Но в 1971 г. Конвицкий создаёт роман «Ничто, или Ничего», в котором снова возвращается к, казалось бы, закрытой в «Сальто» теме своего поколения. Герой этого романа, прошедший войну и воевавший в партизанском отряде, не может избавиться от сознания вины оттого, что застрелил безоружного человека. Подсознательное самобичевание не позволяет ему нормально воспринимать окружающую современность, войти в неё, определить в ней своё место.

А в следующем году Конвицкий-режиссёр продолжает эту тему в фильме «Как далеко отсюда, как близко». Здесь вновь сочетаются мир полузабытого детства и пейзажей, тревоги военной поры и ощущение не выполненного долга. Всё это накладывает отпечаток на современное мироощущение героев и самого автора. «Конвицкий, — писал К. Теплиц, — выступает здесь, как и во всём своём творчестве, как свидетель трагедии. Если задуматься над моральным смыслом фильма, он должен бы иметь целью внушение нынешнему поколению, что оно живёт на пепелище вымерших культур». Это, писал критик, должно внушать «сознание прошлого, боли, которую оно принесло, а также обязательств, которые это прошлое накладывает, и это является, несомненно, неотъемлемой частью народного сознания.
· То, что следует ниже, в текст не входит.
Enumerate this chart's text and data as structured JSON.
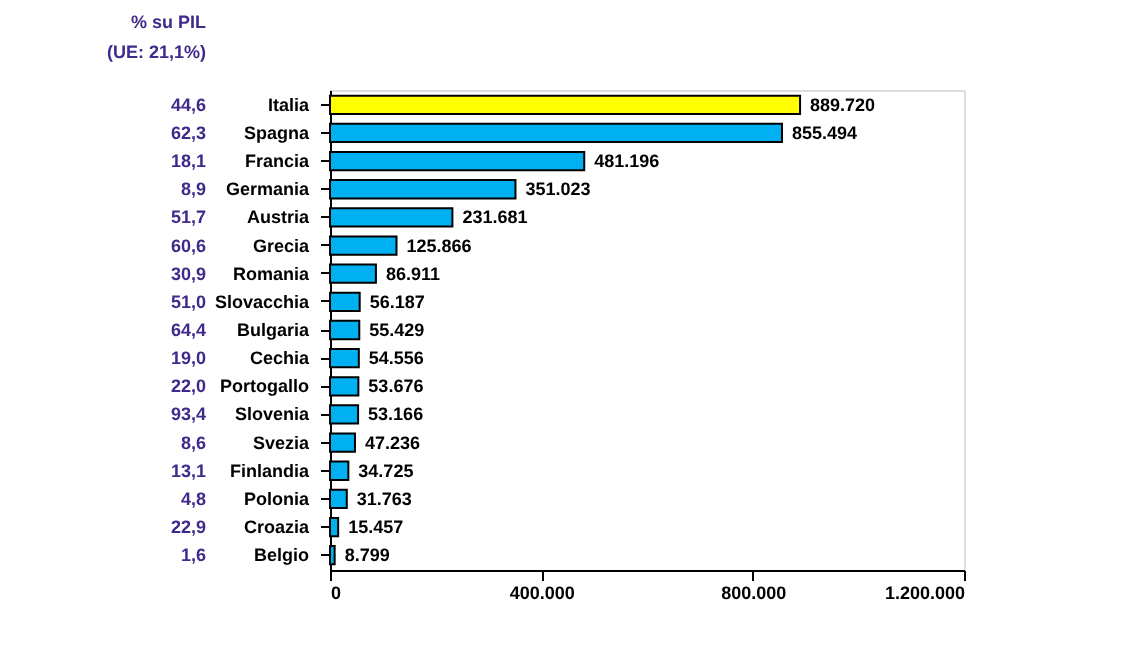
{
  "chart_data": {
    "type": "bar",
    "orientation": "horizontal",
    "title": "% su PIL",
    "subtitle": "(UE: 21,1%)",
    "categories": [
      "Italia",
      "Spagna",
      "Francia",
      "Germania",
      "Austria",
      "Grecia",
      "Romania",
      "Slovacchia",
      "Bulgaria",
      "Cechia",
      "Portogallo",
      "Slovenia",
      "Svezia",
      "Finlandia",
      "Polonia",
      "Croazia",
      "Belgio"
    ],
    "values": [
      889720,
      855494,
      481196,
      351023,
      231681,
      125866,
      86911,
      56187,
      55429,
      54556,
      53676,
      53166,
      47236,
      34725,
      31763,
      15457,
      8799
    ],
    "colors": [
      "#ffff00",
      "#00b0f0",
      "#00b0f0",
      "#00b0f0",
      "#00b0f0",
      "#00b0f0",
      "#00b0f0",
      "#00b0f0",
      "#00b0f0",
      "#00b0f0",
      "#00b0f0",
      "#00b0f0",
      "#00b0f0",
      "#00b0f0",
      "#00b0f0",
      "#00b0f0",
      "#00b0f0"
    ],
    "value_labels": [
      "889.720",
      "855.494",
      "481.196",
      "351.023",
      "231.681",
      "125.866",
      "86.911",
      "56.187",
      "55.429",
      "54.556",
      "53.676",
      "53.166",
      "47.236",
      "34.725",
      "31.763",
      "15.457",
      "8.799"
    ],
    "annotations": [
      "44,6",
      "62,3",
      "18,1",
      "8,9",
      "51,7",
      "60,6",
      "30,9",
      "51,0",
      "64,4",
      "19,0",
      "22,0",
      "93,4",
      "8,6",
      "13,1",
      "4,8",
      "22,9",
      "1,6"
    ],
    "xlim": [
      0,
      1200000
    ],
    "xticks": [
      0,
      {
        "value": 400000,
        "label": "400.000"
      },
      {
        "value": 800000,
        "label": "800.000"
      },
      {
        "value": 1200000,
        "label": "1.200.000"
      }
    ],
    "grid": false
  }
}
Но Конвицкий воздержался от извлечения из прошлого ценностей, которые следовало бы сделать предметом полемики или защиты». И потому «на наших глазах происходит парадоксальный процесс: фильм в целом проникнут ностальгическим, но всё же полным умиления взглядом на вещи далёкие и близкие, а со временем начинает играть роль противоположную: становится страшным, мучительным сном, от которого легче проснуться, чем вглядываться в него и наново переживать».